A single-shot frequency-resolved optical gating (FROG) was fabricated and used to characterize pulses from a femtosecond, chirped-pulse amplification Ti:Sapphire laser developed at KAIST. The self-diffraction (SD) and second harmonic generation (SHG) FROG schemes were used to obtain the FROG trace (the spectrogram of the FROG signal) from which the intensity and phase profiles of a selected pulse was reconstructed using FROG algorithm. An interferometric autocorrelator and a single-shot intensity autocorrelator were used to measure the pulses from the Ti:Sapphire oscillator and the amplified pulses at the last stage, respectively, as the primary steps for better understanding of the FROG. The laser system could be optimized in real time by monitoring FROG trace on a charged-coupled device (CCD). The measured pulse duration, when the laser condition that produces the shortest pulse was achieved, was 29 fs, giving 2 TW output power with energy of 60 mJ.

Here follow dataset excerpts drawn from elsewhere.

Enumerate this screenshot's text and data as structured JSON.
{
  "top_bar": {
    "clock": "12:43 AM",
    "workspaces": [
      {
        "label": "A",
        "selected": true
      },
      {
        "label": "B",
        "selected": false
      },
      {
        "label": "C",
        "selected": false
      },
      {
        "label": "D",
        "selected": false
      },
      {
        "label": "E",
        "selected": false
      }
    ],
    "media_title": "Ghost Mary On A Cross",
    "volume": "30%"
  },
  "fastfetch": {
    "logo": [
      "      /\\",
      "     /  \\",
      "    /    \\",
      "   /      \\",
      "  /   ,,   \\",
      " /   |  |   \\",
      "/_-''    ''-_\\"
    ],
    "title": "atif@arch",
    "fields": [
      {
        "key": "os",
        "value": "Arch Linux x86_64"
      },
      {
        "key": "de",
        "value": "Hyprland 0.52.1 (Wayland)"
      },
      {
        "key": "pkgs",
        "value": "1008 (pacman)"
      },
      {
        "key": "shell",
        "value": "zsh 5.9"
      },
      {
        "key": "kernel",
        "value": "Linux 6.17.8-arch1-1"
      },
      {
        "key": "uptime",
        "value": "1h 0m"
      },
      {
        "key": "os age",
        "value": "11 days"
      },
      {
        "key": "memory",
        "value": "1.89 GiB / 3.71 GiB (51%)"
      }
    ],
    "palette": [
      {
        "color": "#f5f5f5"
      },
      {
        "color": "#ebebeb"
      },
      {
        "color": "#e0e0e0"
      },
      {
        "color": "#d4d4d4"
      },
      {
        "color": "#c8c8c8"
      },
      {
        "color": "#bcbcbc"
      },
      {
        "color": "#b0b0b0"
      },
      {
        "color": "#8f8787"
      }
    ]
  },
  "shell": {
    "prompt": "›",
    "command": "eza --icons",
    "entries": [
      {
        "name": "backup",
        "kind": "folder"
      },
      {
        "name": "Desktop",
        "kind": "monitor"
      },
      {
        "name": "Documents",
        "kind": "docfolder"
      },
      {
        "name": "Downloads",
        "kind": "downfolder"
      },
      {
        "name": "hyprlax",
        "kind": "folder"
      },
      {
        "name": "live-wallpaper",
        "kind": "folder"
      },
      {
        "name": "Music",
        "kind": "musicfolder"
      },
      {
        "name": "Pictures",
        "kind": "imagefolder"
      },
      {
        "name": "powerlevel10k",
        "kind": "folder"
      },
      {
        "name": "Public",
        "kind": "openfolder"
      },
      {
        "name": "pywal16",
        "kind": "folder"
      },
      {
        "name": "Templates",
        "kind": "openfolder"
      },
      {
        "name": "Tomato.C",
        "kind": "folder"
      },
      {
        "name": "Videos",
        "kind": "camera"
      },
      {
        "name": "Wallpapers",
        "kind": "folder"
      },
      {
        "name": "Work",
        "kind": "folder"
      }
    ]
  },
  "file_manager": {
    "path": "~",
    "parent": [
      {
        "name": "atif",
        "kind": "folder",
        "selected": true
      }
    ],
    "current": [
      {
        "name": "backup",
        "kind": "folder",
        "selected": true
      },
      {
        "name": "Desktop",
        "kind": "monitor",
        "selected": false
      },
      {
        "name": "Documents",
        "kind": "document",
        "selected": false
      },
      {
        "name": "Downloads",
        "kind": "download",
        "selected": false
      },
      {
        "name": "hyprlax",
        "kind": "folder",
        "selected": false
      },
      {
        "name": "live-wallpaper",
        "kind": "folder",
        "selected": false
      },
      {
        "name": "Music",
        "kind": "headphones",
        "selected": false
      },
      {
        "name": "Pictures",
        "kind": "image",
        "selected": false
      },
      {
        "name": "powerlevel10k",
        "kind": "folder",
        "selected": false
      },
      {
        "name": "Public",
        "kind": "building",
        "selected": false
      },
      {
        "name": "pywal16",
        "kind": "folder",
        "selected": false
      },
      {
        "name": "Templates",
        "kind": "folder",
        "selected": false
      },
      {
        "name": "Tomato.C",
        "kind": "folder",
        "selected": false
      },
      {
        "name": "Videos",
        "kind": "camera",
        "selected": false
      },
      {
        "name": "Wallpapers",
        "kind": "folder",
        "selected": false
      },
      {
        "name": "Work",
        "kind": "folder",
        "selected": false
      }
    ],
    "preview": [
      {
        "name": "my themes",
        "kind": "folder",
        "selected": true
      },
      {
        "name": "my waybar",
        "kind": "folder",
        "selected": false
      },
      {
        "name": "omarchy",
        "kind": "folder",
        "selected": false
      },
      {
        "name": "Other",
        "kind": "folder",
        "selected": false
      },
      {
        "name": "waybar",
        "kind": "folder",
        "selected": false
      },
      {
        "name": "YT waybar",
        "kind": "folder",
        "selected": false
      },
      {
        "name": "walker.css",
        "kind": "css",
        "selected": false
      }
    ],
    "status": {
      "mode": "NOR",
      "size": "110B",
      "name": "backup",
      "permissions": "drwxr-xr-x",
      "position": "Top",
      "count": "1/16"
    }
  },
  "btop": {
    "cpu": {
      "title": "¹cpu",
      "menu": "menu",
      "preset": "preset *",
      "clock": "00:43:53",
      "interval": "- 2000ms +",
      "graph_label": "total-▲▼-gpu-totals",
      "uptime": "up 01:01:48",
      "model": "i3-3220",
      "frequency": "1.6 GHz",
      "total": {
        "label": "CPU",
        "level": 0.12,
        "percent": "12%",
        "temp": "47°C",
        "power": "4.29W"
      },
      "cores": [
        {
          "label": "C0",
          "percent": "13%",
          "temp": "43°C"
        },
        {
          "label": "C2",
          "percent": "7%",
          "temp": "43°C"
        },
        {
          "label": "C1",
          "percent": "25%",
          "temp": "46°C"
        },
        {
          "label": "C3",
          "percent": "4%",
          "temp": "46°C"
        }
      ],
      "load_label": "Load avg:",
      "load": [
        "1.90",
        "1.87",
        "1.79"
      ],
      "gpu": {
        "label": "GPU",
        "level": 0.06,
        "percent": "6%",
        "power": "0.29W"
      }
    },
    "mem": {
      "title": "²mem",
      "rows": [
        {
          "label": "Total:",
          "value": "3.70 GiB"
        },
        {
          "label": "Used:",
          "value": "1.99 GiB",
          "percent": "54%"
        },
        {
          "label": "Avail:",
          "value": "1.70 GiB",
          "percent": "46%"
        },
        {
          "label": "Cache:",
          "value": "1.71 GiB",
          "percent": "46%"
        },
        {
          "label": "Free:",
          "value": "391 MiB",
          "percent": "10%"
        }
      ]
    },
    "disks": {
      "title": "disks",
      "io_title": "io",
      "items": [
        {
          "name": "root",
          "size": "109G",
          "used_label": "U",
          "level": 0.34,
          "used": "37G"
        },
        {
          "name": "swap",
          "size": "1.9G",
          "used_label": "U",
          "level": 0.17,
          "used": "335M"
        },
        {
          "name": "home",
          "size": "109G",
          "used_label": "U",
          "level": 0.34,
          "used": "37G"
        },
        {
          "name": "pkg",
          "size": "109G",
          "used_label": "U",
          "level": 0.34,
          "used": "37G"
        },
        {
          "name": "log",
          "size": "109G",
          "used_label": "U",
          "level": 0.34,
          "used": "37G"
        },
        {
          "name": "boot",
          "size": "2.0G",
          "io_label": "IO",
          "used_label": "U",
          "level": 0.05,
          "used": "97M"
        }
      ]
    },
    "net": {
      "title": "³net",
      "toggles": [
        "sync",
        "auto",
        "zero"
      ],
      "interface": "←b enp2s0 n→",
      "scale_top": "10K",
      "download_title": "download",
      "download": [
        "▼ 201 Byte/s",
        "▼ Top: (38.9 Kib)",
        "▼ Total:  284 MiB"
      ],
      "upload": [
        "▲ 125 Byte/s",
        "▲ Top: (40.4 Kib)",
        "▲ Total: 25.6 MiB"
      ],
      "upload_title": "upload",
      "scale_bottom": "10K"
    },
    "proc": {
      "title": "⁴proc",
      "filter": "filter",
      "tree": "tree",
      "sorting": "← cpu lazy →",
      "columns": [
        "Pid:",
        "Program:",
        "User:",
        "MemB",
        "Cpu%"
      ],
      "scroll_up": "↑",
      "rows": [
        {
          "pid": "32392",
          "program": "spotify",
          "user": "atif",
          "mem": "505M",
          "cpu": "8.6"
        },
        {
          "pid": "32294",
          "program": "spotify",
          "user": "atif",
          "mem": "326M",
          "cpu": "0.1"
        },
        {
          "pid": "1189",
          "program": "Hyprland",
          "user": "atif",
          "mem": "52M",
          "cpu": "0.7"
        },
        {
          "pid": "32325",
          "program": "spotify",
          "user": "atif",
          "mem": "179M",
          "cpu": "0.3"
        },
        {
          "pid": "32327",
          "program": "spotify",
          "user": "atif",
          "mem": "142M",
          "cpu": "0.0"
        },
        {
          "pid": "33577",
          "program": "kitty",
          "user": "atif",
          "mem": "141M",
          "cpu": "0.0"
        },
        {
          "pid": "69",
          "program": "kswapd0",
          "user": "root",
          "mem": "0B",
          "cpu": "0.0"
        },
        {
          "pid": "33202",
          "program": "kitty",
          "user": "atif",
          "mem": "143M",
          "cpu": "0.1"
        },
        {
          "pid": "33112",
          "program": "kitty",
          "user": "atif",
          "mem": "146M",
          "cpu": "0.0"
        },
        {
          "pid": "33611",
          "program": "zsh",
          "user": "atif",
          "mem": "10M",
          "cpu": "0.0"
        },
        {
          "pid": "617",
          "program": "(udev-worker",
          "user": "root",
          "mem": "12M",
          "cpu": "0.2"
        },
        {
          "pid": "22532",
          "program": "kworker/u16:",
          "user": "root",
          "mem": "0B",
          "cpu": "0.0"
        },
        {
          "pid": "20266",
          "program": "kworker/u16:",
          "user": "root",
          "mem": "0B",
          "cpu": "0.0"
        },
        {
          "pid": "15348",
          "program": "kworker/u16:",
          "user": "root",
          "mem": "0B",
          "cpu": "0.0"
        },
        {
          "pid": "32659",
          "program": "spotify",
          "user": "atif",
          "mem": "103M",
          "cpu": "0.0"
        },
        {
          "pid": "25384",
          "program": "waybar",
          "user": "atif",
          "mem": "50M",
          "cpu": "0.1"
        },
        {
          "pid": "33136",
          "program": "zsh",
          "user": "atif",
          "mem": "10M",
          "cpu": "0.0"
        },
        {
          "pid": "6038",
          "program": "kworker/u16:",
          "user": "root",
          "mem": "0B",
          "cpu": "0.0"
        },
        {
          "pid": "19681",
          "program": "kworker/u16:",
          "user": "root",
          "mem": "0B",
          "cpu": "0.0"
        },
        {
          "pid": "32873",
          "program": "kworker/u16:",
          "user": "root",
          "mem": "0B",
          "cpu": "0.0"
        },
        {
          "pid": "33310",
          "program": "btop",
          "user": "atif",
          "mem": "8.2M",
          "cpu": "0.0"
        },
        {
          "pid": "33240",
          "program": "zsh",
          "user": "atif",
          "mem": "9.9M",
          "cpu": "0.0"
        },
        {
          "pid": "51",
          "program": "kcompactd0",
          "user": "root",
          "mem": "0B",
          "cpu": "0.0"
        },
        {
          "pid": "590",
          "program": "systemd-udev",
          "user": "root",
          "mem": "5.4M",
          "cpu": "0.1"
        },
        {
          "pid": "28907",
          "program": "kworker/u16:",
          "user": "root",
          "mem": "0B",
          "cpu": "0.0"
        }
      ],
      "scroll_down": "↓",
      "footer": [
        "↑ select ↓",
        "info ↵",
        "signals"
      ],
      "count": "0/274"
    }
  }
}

The quantative parameters regarding the phase, such as quadratic chirping parameter and group delay dispersion (GDD), were measured by polynomially fitting the phase of reconstructed field from the SD FROG trace. The GDD per unit length of a fused silica block measured by FROG was consistent to the value calculated with the optical parameters of the fused silica. The measured GDD when the pulse was not sufficiently compressed was, also, consistent with the expected GDD of the compressor composed of two gratings. This operations show that the FROG is a powerful diagnostics to analyze the phase information of ultrashort pulses.
Self-consistency check was done using the concept of FROG marginal to find any possible systematic error. The inconsistency, however, was observed between calculated FROG marginal and measured one, which resulted in the inconsistency between measured pulse spectrum and retrieved one. The re-calibration of FROG trace was possible by comparing the calculated FROG marginal with measured one even if some systematic errors existed in the present FROG setup. The phase-mismatch in the nonlinear medium generated by broad-band spectrum seems to be one of the reasons for systematic errors in both FROG's, and it was found that the spectral responsivity of the CCD distorted the phase information of SHG FROG significantly. Additional experiments are in preparation to overcome these errors and to improve this FROG setup.